The Teaching Hard History podcast episode “Reconstruction 101: Progress and Backlash” features an overview of the era. Historian Kate Masur explains how Black people claimed their citizenship and began building their own institutions—all in the face of post-slavery white supremacy.
“Teaching and Learning About Reconstruction,” an LFJ Moment, offer ways educators can carry the lessons of Reconstruction into their schools and communities and a reminder of why we must be honest with students about the hard history of American slavery.
Reconstruction at School
Zinn Education Project’s Teach Reconstruction campaign seeks to address the dearth of curricular and pedagogical attention to Reconstruction compared to other formative moments in U.S. history (the Civil War or the civil rights movement, for example). The report, Erasing the Black Freedom Struggle: How State Standards Fail to Teach the Truth About Reconstruction, grows out of this campaign. The precise relationship between state standards and teachers’ classroom practice is hard to pin down. But state standards directly influence the content of social studies textbooks, which anchor many teachers’ curricula. The current standards do not make it impossible, but they certainly make it less likely, that educators will teach a robust, accurate, and relevant version of Reconstruction—a version that might serve as a “usable past” for young people today.

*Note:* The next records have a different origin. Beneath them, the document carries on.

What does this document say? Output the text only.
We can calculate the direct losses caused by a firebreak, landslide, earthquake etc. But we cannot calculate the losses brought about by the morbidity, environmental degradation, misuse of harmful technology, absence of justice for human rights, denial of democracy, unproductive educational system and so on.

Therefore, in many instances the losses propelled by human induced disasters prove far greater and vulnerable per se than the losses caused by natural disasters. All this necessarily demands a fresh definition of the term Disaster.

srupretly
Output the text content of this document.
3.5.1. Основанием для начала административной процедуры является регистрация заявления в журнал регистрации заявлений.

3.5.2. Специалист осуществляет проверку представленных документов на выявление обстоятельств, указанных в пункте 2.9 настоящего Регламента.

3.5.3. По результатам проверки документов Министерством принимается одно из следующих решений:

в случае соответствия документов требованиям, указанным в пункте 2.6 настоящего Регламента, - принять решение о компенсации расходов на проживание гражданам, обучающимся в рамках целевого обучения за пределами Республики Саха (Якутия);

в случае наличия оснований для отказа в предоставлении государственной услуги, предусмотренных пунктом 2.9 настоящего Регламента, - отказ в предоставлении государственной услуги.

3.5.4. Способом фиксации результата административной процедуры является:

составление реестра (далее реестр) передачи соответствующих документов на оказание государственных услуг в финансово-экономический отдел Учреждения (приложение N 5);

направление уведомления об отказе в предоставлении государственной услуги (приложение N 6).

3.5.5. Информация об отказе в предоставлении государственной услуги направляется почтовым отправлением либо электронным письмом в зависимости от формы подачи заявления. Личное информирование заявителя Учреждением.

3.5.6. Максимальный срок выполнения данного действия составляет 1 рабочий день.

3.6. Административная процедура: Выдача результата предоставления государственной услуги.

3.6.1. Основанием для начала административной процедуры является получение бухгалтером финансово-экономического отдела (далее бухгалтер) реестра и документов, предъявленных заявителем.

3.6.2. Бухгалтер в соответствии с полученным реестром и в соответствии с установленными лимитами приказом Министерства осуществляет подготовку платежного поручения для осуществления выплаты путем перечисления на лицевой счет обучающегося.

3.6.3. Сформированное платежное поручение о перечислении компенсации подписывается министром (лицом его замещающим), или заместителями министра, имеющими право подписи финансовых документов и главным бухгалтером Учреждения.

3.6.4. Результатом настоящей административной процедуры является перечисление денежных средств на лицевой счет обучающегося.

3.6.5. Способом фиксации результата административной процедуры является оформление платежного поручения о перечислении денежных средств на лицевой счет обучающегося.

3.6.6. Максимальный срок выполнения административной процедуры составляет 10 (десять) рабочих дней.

That Reconstruction is the subject of significant miseducation is borne out by several states’ standards that reveal traces of the Dunning School, an early 20th century historical interpretation of the era named after the Columbia University historian William Archibald Dunning, whose racist narrative reigned for half a century. In Dunning’s words, Reconstruction was the “scandalous misrule of the carpet baggers and negroes,” a “social and political system in which all the forces that made for civilization were dominated by a mass of barbarous freedmen.”
The most obvious example of Dunning’s lasting influence is the frequency with which the words “carpetbagger” and “scalawag” show up in state standards. Alabama, Oklahoma, and Tennessee standards exhort educators to “explain the role carpetbaggers and scalawags played during Reconstruction.” Standards treat these terms as if they are neutral, and not the political rhetoric of white supremacists intent on reversing gains toward racial equality.
History teachers are fond of talking about history as “relevant” to the modern moment; we want our students to understand that the past offers explanations of our origins, examples to be followed or avoided, models and inspiration for action today. But Reconstruction is more than relevant. It is ongoing. It extends into the modern racial justice movement, which demands that the “badges and incidences of slavery”—which the 13th Amendment enables Congress to destroy—be finally eradicated.
One front in this effort can be seen in the more than two dozen states where rightwing politicians have introduced—and 11 states have enacted—bills or rules to restrict what teachers can say in their classrooms about race, racism, and other “controversial topics.” Teachers across the country—in Missouri, North Carolina, Pennsylvania, Alabama, Arizona—told the Zinn Education Project that they feared these laws would restrict teaching about Reconstruction. A teacher in Iowa explained that the law in his state was having a “chilling effect on current teachers who need to teach about white supremacy and racism in order to do justice to the topic.”
State standards are likely to become another target of the campaign to censor the past. We must be ready to answer those attacks with a commitment to Reconstruction’s importance and the belief that history is not a bargaining chip. Reconstruction was the breathtakingly ambitious effort led by formerly enslaved people to eradicate a brutal and entrenched form of racist exploitation, and to build an entirely new society. In countless ways, that effort continues today. Reconstruction was, to borrow the words of Langston Hughes, the struggle to create “the land that has never been yet.” Reconstruction history—taught well—conveys not just what it was, but what it is, and offers students a role as participants in determining its future.